At Mr. Steer, meantime, owner Chris George was the first to take a chance on Mellen and Opre last year, when he agreed to host one of their screens – a screen he says served the dual role this past Thanksgiving of entertaining customers who lined up out the door for turkeys and for getting word about his business out to other communities.

“I advertise on television and in the paper around here,” George says. “But sometimes, I’ll look at the addresses on the checks people are writing, and a lot of them are coming here from way up north or up from Massachusetts. And when I ask them how they heard of us, they’ll tell me they saw our ad on one of the screens in Manchester, at say, the Verizon. I can’t say this hasn’t helped.”

In their first year, Opre says Captivating Ads has taken in about $500,000, or about twice the pair’s initial investment. Jobs like video production, meantime, that once had to be subcontracted out are now handled by the company’s own staff of nine workers.
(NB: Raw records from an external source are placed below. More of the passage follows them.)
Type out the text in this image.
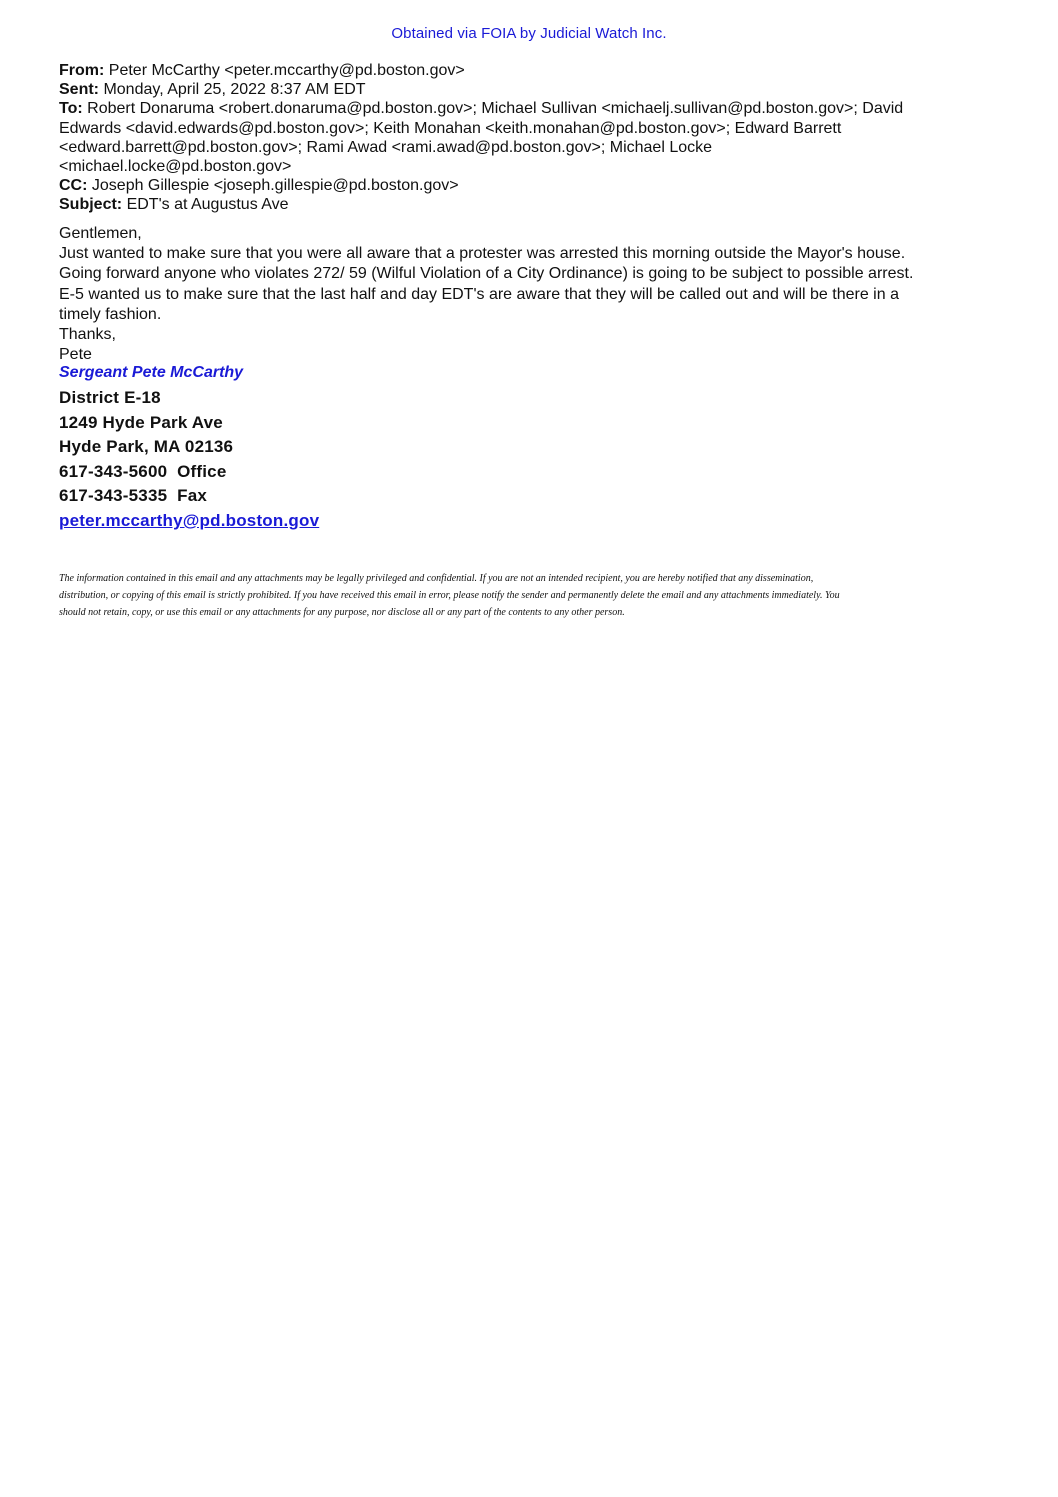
Obtained via FOIA by Judicial Watch Inc.
From: Peter McCarthy <peter.mccarthy@pd.boston.gov>
Sent: Monday, April 25, 2022 8:37 AM EDT
To: Robert Donaruma <robert.donaruma@pd.boston.gov>; Michael Sullivan <michaelj.sullivan@pd.boston.gov>; David
Edwards <david.edwards@pd.boston.gov>; Keith Monahan <keith.monahan@pd.boston.gov>; Edward Barrett
<edward.barrett@pd.boston.gov>; Rami Awad <rami.awad@pd.boston.gov>; Michael Locke
<michael.locke@pd.boston.gov>
CC: Joseph Gillespie <joseph.gillespie@pd.boston.gov>
Subject: EDT's at Augustus Ave

Gentlemen,

Just wanted to make sure that you were all aware that a protester was arrested this morning outside the Mayor's house.

Going forward anyone who violates 272/ 59 (Wilful Violation of a City Ordinance) is going to be subject to possible arrest.

E-5 wanted us to make sure that the last half and day EDT's are aware that they will be called out and will be there in a

timely fashion.

Thanks,

Pete

Sergeant Pete McCarthy
District E-18
1249 Hyde Park Ave
Hyde Park, MA 02136
617-343-5600  Office
617-343-5335  Fax
peter.mccarthy@pd.boston.gov
The information contained in this email and any attachments may be legally privileged and confidential. If you are not an intended recipient, you are hereby notified that any dissemination,
distribution, or copying of this email is strictly prohibited. If you have received this email in error, please notify the sender and permanently delete the email and any attachments immediately. You
should not retain, copy, or use this email or any attachments for any purpose, nor disclose all or any part of the contents to any other person.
Plans call for soon vacating Opre’s cramped basement and opening a local office.

By the end of next year, the pair will shoot to have screens installed in up to 400 locations, with plans to branch out to college campuses. A new feature, meantime, will allow host businesses to run a crawl at the bottom of a screen, displaying their own personal messages, from daily specials to holiday greetings.

The challenge from this point is establishing legitimacy in a multibillion-dollar advertising industry, which is already jam-packed with print, Internet, television and radio hawkers. Opre and Mellen say their intention isn’t to go head-to-head with those other media, but instead to complement them.

“Our aim is to change the landscape of advertising for companies so that this becomes a normal buy, not an unusual buy,” Opre says. “We’re not here to compete with newspapers, TV and radio. We just want to co-exist and help create a good media mix for our clients.”

He adds that he can “see this idea going national. LCDs and plasma screens are alluring in and of themselves. And when you put attractive-looking presentations on them, you literally have to close your eyes not to look.”